A panel of Indian ministers Wednesday gave the government the go-ahead to sell a part of its stake in state-run National Aluminium Co. 532234.BY +1.99%Ltd. through a public offering Friday, Disinvestment Secretary Ravi Mathur said.
The federal cabinet had already approved a 12.15% stake sale in the aluminum producer. Wednesday’s meeting of the panel of ministers was to decide the date of the sale as well as the share price, which Mr. Mathur said will be announced after market hours Thursday.
Mr. Mathur didn’t give details on whether Friday’s sale will be for all of the proposed stake or if it would be sold in tranches. However, another senior finance ministry official, who didn’t wish to be named, said the size of Friday’s offering would be announced later Wednesday.
The two officials also didn’t say how much the government hopes to raise through the offering.
On the basis of Wednesday’s closing price of 46.30 rupees a share, the government will be able to raise 14.5 billion rupees ($267 million) if the whole 12.15% stake is sold.

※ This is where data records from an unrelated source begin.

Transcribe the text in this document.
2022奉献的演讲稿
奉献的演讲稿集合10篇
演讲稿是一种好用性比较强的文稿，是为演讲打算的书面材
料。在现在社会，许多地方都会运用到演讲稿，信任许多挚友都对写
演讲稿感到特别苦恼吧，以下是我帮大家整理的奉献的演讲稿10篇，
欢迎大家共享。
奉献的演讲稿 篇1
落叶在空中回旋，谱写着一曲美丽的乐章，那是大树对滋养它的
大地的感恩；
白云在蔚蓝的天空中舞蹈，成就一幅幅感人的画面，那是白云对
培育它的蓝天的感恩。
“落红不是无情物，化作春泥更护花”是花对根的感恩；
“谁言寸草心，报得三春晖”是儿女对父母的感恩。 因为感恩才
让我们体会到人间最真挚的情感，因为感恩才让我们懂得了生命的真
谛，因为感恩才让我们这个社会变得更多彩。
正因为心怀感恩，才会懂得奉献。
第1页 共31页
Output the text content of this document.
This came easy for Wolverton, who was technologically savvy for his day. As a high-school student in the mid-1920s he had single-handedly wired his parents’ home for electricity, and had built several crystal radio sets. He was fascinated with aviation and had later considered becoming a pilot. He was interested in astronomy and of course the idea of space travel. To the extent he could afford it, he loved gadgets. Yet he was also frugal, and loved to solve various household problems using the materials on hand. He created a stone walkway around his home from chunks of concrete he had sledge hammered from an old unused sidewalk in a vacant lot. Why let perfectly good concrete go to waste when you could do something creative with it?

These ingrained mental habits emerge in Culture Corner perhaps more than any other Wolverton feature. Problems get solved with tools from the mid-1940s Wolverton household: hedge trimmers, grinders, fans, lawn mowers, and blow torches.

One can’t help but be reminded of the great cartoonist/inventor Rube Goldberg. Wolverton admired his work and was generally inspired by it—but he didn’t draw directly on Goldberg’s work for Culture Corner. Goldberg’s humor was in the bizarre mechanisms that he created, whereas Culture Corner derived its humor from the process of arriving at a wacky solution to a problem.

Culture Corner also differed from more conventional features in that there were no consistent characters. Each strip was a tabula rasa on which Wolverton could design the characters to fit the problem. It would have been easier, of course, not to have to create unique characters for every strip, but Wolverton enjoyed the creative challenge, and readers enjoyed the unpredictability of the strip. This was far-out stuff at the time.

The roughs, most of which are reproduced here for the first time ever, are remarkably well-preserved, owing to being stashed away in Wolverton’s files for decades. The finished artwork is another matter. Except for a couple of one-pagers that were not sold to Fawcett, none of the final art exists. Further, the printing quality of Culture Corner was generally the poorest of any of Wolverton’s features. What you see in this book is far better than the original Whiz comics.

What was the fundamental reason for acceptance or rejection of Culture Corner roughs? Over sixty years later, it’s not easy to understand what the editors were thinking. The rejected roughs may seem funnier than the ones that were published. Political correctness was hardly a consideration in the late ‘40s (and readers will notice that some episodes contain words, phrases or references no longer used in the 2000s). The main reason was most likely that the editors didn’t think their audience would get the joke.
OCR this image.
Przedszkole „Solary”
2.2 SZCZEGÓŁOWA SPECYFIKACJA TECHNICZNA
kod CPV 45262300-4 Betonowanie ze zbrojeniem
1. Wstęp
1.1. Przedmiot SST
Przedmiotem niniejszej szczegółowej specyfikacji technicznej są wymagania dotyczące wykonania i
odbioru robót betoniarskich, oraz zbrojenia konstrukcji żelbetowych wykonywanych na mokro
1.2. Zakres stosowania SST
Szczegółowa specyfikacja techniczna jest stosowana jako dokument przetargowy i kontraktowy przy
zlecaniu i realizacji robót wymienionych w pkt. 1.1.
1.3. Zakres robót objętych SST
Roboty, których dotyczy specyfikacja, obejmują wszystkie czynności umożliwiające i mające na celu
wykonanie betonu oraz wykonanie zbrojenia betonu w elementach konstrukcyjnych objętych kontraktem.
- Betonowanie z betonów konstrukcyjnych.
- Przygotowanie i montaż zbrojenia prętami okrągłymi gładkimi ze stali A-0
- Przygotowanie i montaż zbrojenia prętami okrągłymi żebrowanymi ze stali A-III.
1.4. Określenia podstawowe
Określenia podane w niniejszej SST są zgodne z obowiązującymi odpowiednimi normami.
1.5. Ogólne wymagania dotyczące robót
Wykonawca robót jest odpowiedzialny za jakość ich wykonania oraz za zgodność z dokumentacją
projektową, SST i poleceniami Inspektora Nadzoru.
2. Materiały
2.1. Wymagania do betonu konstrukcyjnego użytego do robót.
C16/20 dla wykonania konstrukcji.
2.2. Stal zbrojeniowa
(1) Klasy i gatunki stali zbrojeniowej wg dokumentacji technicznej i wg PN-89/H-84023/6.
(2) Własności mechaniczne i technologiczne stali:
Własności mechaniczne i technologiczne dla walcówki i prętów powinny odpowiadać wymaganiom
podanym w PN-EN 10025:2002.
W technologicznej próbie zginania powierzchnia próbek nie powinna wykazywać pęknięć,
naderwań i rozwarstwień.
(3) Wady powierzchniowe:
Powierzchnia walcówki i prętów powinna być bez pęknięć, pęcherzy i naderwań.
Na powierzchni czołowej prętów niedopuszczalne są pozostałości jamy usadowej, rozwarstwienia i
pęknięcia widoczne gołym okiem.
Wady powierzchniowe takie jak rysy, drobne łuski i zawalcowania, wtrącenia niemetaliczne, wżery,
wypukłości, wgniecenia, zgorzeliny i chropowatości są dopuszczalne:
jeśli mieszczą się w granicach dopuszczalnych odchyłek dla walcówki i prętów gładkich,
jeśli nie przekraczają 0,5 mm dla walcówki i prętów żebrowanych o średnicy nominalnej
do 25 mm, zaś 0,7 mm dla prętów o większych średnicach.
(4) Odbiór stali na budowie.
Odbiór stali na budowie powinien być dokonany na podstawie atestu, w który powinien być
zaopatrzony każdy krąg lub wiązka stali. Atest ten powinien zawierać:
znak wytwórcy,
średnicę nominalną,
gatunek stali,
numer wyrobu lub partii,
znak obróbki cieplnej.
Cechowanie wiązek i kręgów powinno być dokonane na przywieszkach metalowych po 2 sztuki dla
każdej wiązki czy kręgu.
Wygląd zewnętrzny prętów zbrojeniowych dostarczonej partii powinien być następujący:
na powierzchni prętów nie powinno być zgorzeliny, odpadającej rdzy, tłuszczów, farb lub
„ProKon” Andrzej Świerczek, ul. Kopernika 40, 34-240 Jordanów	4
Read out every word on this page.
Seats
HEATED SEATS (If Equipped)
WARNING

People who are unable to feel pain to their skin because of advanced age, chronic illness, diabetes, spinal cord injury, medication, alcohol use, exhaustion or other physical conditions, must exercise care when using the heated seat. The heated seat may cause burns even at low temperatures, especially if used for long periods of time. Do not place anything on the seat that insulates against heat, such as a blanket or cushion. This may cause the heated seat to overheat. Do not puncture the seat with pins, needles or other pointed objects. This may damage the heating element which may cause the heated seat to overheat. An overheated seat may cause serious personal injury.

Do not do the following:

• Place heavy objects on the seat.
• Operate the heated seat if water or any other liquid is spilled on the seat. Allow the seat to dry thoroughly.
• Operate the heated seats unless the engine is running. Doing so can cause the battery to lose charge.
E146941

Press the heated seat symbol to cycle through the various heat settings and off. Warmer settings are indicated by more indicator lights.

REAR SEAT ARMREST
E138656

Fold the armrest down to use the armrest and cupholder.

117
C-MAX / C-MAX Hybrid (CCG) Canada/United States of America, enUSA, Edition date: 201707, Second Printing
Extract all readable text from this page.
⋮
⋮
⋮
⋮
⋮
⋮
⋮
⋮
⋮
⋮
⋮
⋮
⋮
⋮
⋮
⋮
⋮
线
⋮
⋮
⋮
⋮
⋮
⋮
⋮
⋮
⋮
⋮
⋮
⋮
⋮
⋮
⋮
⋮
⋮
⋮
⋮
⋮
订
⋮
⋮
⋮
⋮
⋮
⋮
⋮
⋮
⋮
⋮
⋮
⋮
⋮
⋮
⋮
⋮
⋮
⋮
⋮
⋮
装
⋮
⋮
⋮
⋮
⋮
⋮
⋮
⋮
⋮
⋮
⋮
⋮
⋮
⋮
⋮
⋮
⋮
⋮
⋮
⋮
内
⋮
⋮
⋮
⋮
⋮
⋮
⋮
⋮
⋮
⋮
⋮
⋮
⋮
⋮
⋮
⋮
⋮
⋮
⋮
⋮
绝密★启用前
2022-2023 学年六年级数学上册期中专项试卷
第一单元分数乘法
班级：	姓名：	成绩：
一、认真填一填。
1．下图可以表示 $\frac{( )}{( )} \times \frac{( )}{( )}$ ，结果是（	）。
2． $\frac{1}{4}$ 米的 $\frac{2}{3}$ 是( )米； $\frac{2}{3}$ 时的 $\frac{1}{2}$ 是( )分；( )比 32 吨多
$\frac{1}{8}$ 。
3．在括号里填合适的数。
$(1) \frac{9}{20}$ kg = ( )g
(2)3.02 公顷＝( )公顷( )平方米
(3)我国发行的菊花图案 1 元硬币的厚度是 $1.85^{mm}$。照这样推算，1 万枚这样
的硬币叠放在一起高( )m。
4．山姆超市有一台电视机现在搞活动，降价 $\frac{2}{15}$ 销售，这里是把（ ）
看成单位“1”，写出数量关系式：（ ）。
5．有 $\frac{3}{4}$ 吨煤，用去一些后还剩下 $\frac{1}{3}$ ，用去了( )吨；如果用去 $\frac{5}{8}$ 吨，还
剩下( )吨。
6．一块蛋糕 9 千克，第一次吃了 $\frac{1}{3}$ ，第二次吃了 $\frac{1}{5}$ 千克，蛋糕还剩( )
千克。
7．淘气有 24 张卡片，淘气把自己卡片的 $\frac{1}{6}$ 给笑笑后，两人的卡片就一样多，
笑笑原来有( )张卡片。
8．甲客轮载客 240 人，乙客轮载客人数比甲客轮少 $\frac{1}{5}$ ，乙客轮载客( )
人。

The government owns a total of 87.15% of the company.
The stake sale is part of its disinvestment plan under which it plans to raise up to 300 billion rupees in the fiscal year ending March 31 to meet its spending needs.
The funds are crucial for the government to narrow its gaping fiscal deficit that hasn’t only contributed to a severe deterioration in domestic economic conditions but has also put its sovereign rating under threat of being downgraded to non-investment grade status.
However, weak market conditions in the early part of the year led to a slow start of the disinvestment program, leaving the government very little time to complete the planned stake sales for the year.
The government has managed to raise a little less than 220 billion rupees and in its annual budget presented late February, it has accounted this fiscal year’s disinvestment revenue at 240 billion rupees, leaving a shortfall of 20% over the initial target.
It has budgeted disinvestment revenue of 400 billion rupees in the next fiscal, but there are doubts if this can be achieved given its past track record. The government hasn’t met the disinvestment target even once since it began setting them in the fiscal year to March 2011.
On Tuesday, the ministers’ panel also had decided to postpone a stake sale in state-run commodity trader MMTC Ltd. 513377.BY -1.12%as it didn’t accept the valuation proposed by bankers.